Matthew Milat, who pleaded guilty, was sentenced for killing the boy in the same forest in New South Wales state in which his great-uncle dumped the bodies of his young British, German and Australian victims.
The 19-year-old's accomplice, Cohen Klein, who also pleaded guilty to murdering David Auchterlonie on his 17th birthday, was jailed for at least 22 years.
"This was a thrill kill on the part of (Matthew) Milat," said New South Wales Supreme Court judge Jane Mathews of the murder, which was recorded on a mobile phone.
"He took the life of an innocent young man who was unfortunate enough to be his friend, in an unimaginable, cruel, brutal and violent manner solely for his own personal enjoyment."
The court heard Milat had said he was going to commit a murder, but his friends assumed he was joking.

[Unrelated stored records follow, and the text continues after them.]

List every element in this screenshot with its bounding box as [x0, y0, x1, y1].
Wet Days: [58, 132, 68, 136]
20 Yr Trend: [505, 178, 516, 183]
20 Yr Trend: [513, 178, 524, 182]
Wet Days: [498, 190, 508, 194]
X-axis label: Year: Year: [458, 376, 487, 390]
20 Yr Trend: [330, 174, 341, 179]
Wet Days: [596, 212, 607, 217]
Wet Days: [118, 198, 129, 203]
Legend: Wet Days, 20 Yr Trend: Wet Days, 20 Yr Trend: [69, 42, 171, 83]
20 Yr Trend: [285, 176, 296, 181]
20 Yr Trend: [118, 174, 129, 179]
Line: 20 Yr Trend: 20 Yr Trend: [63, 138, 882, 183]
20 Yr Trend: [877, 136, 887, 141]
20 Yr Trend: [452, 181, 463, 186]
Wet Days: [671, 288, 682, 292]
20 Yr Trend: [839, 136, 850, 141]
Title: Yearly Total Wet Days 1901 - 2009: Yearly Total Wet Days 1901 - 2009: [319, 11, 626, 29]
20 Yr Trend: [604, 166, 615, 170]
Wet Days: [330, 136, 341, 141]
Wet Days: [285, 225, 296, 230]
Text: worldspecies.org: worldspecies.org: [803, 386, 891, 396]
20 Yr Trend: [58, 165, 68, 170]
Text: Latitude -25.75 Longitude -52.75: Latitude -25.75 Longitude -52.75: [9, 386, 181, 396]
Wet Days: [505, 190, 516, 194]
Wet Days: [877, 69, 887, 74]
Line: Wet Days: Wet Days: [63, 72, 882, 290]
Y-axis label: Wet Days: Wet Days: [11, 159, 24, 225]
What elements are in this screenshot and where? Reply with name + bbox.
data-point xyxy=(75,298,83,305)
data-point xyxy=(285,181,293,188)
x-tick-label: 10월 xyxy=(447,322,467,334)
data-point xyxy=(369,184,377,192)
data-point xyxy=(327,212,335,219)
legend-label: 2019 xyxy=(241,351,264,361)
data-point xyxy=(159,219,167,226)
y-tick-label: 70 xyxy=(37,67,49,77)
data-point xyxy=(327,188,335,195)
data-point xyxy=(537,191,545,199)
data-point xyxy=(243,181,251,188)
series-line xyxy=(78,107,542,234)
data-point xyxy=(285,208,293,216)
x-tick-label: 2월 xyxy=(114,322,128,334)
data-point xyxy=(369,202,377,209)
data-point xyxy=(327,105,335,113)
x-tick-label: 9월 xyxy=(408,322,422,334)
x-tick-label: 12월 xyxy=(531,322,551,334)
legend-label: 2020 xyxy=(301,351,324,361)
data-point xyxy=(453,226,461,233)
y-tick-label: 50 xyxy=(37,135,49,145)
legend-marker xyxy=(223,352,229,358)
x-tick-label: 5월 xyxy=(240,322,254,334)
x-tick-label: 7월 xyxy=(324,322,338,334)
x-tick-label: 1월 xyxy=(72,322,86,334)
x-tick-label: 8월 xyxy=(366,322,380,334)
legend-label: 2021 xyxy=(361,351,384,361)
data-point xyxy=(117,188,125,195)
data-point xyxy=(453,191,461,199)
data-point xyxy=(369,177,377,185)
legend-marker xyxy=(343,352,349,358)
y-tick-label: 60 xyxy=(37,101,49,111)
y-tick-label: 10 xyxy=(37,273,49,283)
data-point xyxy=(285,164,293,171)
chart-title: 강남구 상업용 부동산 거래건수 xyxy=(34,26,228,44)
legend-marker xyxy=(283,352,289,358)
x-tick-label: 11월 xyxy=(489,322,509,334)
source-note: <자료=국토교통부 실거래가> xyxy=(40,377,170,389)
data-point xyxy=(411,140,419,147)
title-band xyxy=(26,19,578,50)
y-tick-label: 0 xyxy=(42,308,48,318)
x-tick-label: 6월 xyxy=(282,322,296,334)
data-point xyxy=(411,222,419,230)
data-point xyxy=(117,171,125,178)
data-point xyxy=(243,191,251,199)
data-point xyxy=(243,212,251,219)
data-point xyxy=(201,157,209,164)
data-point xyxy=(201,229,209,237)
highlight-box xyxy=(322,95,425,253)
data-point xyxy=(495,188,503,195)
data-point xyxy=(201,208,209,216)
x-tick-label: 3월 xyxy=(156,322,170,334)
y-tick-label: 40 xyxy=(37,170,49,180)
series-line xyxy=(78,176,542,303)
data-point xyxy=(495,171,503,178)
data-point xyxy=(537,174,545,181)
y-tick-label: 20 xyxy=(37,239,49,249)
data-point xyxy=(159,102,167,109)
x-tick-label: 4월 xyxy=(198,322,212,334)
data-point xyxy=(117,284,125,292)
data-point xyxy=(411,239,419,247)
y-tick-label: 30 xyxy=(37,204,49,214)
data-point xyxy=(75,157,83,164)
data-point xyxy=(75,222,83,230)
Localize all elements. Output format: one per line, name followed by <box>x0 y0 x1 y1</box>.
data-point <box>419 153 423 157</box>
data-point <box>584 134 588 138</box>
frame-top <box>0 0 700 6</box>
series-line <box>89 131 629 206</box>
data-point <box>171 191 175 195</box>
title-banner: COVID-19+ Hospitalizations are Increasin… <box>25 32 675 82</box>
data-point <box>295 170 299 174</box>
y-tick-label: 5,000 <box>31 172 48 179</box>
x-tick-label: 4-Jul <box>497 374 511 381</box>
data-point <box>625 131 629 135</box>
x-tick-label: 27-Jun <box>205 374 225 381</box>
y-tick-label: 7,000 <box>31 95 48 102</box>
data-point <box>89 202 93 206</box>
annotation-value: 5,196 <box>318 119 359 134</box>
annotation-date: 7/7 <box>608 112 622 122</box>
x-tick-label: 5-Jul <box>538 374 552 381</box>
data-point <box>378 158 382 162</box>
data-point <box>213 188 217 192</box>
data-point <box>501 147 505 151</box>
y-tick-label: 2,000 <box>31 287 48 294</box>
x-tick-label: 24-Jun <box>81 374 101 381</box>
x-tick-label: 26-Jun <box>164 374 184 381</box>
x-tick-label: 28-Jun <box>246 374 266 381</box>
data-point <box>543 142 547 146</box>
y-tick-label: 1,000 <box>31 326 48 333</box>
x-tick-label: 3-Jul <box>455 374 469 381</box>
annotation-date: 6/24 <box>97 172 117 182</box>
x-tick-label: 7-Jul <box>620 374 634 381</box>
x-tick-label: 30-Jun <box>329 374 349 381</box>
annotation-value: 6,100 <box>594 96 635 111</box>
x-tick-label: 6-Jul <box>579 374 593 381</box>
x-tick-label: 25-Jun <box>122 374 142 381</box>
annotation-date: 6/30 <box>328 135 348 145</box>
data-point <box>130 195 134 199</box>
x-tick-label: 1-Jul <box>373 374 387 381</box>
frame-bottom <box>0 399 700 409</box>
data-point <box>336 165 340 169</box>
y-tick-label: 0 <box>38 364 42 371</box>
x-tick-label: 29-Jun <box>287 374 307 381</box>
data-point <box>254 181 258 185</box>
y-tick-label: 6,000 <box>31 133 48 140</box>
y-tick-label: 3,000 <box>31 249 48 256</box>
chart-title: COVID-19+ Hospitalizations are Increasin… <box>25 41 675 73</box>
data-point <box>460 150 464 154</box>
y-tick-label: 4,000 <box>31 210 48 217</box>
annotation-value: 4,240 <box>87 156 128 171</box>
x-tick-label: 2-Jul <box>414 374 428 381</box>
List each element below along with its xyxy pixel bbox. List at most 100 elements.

Klein and another teenager, who has not been charged, drove with Milat and Auchterlonie into Belanglo forest in November 2010.
Milat at first swung a double bladed axe into the victim's torso and accused him of telling people about a theft he had committed.
Auchterlonie was then told to lie face down on the ground as the killer threatened him for 10 minutes, saying: "You move, I chop your head off."
The phone provided chilling audio of the victim sobbing and begging "don't do this to me" and the sound of an axe hitting him.
Psychiatrists testified that poetry written by Milat after the murder, and sent to his mother, glorified the crime and conveyed a sense of enjoyment in the killing.
The judge said Milat gloated about the murder, saying: "That's what the Milats do". She added that in the poems "he almost appeared to be revelling in the events".
His great-uncle Ivan was sentenced to seven life sentences in 1996 over a string of backpacker murders that terrified Australia.
He remains in jail after being convicted following sensational evidence from Paul Onions, a British hitchhiker who escaped death in 1990 by jumping out of Milat's vehicle when he pulled a gun on him.
Onions reported the incident to police at the time and years later when he saw news reports of bodies found in Belanglo, contacted the Australian High Commission in London, eventually providing crucial evidence at the trial.
Auchterlonie's mother told reporters outside the court she was glad Matthew Milat got as long as he did.
"It will never ever be truly enough because David is gone, and (Milat) can be released in time and go and live some of his life," she said.
"But I'm just glad that he didn't get any less."
Grandmother, Sandra Auchterlonie, added of Milat: "He makes me sick. He is just so cold blooded, callous and heartless."